The protest was organized by the “Action Committee for Protection of Landowners” having representation from 42 villages that were supposed to be acquired for an economic zone, an idea floated by the Pakistan Muslim League-Nawaz (PML-N) government recently. The 42 villages have an estimated population of over two million and cover an area of over 25,000 acres.

A representative of the action committee, Qazi Naveed, who hailed from Morha Phapra, in Rawalpindi told The Express Tribune that the government had announced the project without any rehabilitation plan for the affected residents.

“We will not allow the government to displace poor villagers and take over their land forcibly at a throwaway price,” Naveed said.

In the afternoon, rallies from different villages converged on T-Chowk. The protesters blocked GT Road disrupting traffic entering Rawalpindi and Islamabad for around three hours. Long queues of vehicles were observed from T-Chowk to Mandra, Soan Camp and Koral Chowk.

The mass gathering stretched over two kilometres on the Islamabad Highway from the Rawat toll plaza to the gate of the DHA-II.

Representatives of the Islamabad Capital Territory (ICT) administration and a magistrate went to negotiate with the protesters, but the leaders of the villagers demanded that they would only talk with the CDA Chairman Nadeem Hassan Asif.

The officials then invited the leaders to negotiate with the chairman CDA, which resulted in the formation of a three-member committee comprising Deputy Commissioner, Islamabad, District Collector Rawalpindi, District Coordination Officer Rawalpindi, with a task to listen to grievances of the villagers.

Asif assured the protesters that the land owners would be compensated against the acquired land as per the market rate.

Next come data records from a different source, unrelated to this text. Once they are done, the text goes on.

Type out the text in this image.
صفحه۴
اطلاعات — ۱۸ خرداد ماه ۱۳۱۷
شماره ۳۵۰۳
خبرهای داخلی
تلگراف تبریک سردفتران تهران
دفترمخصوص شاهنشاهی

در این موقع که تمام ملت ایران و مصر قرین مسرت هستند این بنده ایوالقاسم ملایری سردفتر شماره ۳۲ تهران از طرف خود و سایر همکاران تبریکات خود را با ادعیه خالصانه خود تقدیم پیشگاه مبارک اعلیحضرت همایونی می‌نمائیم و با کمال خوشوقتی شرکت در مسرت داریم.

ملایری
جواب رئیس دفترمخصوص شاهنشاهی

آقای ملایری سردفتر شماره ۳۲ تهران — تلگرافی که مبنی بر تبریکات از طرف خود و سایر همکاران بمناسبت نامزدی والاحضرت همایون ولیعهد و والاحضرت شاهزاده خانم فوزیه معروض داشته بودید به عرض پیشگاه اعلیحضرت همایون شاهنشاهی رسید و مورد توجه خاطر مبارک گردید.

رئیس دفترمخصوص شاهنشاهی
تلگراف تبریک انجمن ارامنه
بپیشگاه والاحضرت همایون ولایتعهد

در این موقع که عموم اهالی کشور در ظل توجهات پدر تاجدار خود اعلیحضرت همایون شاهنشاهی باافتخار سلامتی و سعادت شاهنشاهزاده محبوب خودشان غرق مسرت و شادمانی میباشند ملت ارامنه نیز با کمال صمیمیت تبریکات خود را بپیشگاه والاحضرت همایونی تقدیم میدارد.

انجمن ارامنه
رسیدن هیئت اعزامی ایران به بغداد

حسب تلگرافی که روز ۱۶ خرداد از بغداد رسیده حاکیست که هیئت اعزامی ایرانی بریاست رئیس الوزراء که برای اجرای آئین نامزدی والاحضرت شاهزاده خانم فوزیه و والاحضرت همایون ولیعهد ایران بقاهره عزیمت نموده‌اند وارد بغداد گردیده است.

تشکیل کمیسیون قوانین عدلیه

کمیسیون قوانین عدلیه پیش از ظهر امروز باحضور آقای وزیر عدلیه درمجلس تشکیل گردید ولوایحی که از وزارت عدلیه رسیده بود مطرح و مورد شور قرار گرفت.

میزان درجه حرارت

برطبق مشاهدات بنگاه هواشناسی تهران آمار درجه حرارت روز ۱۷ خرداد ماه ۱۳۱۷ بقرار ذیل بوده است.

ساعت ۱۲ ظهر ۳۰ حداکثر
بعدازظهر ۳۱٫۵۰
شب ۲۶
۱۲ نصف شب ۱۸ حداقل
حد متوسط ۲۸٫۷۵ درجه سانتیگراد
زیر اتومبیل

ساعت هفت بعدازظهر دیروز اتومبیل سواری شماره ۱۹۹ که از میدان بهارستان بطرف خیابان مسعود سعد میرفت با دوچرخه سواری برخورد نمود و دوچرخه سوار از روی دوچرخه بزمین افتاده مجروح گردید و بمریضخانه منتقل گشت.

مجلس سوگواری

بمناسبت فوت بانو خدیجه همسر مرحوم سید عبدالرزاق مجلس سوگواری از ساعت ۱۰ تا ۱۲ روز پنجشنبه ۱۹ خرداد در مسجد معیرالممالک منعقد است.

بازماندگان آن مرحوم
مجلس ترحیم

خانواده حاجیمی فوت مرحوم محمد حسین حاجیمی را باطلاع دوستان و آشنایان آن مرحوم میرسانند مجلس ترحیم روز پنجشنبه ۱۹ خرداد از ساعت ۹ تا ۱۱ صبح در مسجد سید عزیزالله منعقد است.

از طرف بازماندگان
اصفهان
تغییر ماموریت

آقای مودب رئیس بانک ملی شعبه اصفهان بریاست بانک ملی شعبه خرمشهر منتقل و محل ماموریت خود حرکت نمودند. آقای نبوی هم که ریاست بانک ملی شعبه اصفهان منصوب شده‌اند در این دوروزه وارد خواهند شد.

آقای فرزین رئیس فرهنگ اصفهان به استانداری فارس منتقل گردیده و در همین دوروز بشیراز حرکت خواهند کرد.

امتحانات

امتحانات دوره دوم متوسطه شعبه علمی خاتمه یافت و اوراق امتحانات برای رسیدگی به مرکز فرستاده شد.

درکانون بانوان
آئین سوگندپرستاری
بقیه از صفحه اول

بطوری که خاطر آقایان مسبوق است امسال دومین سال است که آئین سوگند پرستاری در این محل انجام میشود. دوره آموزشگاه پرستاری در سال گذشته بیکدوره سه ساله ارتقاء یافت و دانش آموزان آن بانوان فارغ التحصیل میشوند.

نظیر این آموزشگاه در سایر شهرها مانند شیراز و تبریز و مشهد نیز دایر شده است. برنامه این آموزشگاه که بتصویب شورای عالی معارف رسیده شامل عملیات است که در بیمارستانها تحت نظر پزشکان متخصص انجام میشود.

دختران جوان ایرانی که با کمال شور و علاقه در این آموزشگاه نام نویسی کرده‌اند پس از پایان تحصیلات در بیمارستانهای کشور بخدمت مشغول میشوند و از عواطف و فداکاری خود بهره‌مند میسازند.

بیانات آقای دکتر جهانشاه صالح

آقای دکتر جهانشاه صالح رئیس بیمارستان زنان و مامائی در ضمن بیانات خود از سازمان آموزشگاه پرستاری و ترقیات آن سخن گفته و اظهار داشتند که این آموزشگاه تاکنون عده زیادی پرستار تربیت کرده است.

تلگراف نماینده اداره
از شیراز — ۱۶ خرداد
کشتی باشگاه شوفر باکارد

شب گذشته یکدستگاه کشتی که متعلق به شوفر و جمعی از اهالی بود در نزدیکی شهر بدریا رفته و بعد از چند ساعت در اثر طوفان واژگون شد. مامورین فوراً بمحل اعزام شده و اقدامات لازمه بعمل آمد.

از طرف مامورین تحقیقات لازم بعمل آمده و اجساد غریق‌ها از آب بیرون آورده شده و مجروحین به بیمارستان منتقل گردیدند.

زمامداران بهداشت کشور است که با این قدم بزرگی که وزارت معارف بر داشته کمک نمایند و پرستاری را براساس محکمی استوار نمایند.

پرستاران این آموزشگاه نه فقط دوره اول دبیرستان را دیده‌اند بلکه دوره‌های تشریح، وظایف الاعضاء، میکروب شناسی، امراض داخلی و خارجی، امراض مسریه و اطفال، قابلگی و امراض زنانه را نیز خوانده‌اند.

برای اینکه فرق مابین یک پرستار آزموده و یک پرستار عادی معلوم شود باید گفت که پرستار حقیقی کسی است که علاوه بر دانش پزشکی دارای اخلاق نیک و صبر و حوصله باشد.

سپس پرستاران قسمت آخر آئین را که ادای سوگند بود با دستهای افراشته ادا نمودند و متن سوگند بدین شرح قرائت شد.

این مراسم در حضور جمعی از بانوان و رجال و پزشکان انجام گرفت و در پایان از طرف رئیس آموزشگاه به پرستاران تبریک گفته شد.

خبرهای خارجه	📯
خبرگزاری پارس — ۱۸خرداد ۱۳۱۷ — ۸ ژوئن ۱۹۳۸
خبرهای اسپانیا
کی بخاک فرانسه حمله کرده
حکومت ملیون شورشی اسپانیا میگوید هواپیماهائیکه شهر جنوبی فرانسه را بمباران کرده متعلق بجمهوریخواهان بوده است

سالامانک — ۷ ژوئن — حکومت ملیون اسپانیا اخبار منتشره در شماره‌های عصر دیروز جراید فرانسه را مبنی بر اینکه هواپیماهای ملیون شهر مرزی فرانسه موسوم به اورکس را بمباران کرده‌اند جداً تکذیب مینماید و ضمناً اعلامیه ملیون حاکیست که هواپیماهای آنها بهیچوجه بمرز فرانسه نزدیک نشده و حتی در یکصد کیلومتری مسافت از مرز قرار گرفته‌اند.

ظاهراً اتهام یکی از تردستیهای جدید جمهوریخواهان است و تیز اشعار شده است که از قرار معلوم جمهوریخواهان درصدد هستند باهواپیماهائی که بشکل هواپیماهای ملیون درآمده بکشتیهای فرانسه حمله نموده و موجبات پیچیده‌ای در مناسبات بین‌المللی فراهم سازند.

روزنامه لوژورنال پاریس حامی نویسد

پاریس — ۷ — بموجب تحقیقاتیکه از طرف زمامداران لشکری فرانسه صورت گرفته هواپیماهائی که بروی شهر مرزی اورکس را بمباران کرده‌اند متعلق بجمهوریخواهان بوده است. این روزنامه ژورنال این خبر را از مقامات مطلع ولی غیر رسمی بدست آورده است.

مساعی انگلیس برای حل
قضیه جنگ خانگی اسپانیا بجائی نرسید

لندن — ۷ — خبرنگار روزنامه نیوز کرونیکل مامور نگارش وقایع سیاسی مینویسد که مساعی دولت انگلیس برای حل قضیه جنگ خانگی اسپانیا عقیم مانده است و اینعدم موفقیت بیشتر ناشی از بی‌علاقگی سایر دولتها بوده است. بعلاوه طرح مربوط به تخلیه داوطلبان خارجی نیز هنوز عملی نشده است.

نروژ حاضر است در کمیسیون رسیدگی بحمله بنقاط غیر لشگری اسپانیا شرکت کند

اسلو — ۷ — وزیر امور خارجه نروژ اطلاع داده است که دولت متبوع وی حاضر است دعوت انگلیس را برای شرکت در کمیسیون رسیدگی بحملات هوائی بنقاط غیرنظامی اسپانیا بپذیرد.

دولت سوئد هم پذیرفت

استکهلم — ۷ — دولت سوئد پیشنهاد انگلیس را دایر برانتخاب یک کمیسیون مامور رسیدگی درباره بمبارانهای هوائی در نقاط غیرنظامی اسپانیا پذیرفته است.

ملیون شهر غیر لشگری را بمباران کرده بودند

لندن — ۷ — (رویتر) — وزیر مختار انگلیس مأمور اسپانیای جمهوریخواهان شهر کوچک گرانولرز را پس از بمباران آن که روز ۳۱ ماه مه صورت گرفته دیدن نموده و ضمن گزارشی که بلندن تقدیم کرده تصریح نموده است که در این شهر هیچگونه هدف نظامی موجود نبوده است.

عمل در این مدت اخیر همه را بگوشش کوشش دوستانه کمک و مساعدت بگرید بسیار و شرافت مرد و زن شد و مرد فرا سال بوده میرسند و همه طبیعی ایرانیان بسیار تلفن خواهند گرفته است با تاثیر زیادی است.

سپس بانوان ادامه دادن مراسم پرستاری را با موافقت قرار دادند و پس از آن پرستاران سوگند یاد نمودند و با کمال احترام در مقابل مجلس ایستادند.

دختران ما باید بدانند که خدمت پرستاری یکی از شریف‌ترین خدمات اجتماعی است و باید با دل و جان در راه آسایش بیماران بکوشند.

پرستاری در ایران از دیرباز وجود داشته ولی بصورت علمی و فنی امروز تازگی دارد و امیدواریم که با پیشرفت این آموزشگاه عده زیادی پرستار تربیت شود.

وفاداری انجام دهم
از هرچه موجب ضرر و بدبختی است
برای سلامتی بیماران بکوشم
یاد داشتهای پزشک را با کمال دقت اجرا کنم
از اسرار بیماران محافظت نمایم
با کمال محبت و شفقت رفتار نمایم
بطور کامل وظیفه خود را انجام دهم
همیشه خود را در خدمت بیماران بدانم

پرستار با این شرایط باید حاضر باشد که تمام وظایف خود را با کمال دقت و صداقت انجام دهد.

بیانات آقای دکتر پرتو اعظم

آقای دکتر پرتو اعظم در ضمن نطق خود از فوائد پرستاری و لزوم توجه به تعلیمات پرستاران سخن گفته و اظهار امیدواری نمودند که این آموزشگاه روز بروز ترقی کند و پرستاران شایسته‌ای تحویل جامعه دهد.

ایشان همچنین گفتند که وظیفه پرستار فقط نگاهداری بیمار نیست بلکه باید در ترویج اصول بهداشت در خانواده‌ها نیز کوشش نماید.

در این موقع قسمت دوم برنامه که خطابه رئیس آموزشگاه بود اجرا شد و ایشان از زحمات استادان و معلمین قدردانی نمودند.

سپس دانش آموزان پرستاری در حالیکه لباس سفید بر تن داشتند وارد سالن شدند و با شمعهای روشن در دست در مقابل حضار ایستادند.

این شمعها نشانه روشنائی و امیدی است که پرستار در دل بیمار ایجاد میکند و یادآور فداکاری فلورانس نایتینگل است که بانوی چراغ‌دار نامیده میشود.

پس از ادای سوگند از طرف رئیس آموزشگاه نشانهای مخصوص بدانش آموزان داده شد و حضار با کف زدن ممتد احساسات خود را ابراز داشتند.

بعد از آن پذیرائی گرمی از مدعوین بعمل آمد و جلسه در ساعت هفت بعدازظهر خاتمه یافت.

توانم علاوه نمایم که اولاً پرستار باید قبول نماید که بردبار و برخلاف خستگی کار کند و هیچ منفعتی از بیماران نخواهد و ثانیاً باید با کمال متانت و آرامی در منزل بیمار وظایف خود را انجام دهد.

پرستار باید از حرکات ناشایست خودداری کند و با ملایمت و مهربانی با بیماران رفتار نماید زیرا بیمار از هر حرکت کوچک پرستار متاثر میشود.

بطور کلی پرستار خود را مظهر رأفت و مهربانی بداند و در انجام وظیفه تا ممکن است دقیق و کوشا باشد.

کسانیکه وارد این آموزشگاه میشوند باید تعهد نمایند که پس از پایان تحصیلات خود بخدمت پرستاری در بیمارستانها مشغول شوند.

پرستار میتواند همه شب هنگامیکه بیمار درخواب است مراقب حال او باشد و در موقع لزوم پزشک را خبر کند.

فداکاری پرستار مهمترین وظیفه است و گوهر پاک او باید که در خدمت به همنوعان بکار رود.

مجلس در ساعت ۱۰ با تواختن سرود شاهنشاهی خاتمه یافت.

He assured them that the zone would not be developed against the peoples’ wishes.

The CDA chairman said that no work on the proposed zone has been started so far. The protesters dispersed after the negotiations.

When the scheme was announced, several private real estate developers started purchasing land around the areas supposed to be included in the economic zone.

They allegedly told the villagers that the government was planning to include their lands to the zone without compensating them at current market rates, which panicked the villagers.

As per plan, the Pakistan Avenue Development Limited, a subsidiary of the CDA, would purchase the land for Rs22 billion. The Punjab government has already notified the process under the Land Acquisition Act 1894.

Published in The Express Tribune, September 20th, 2013.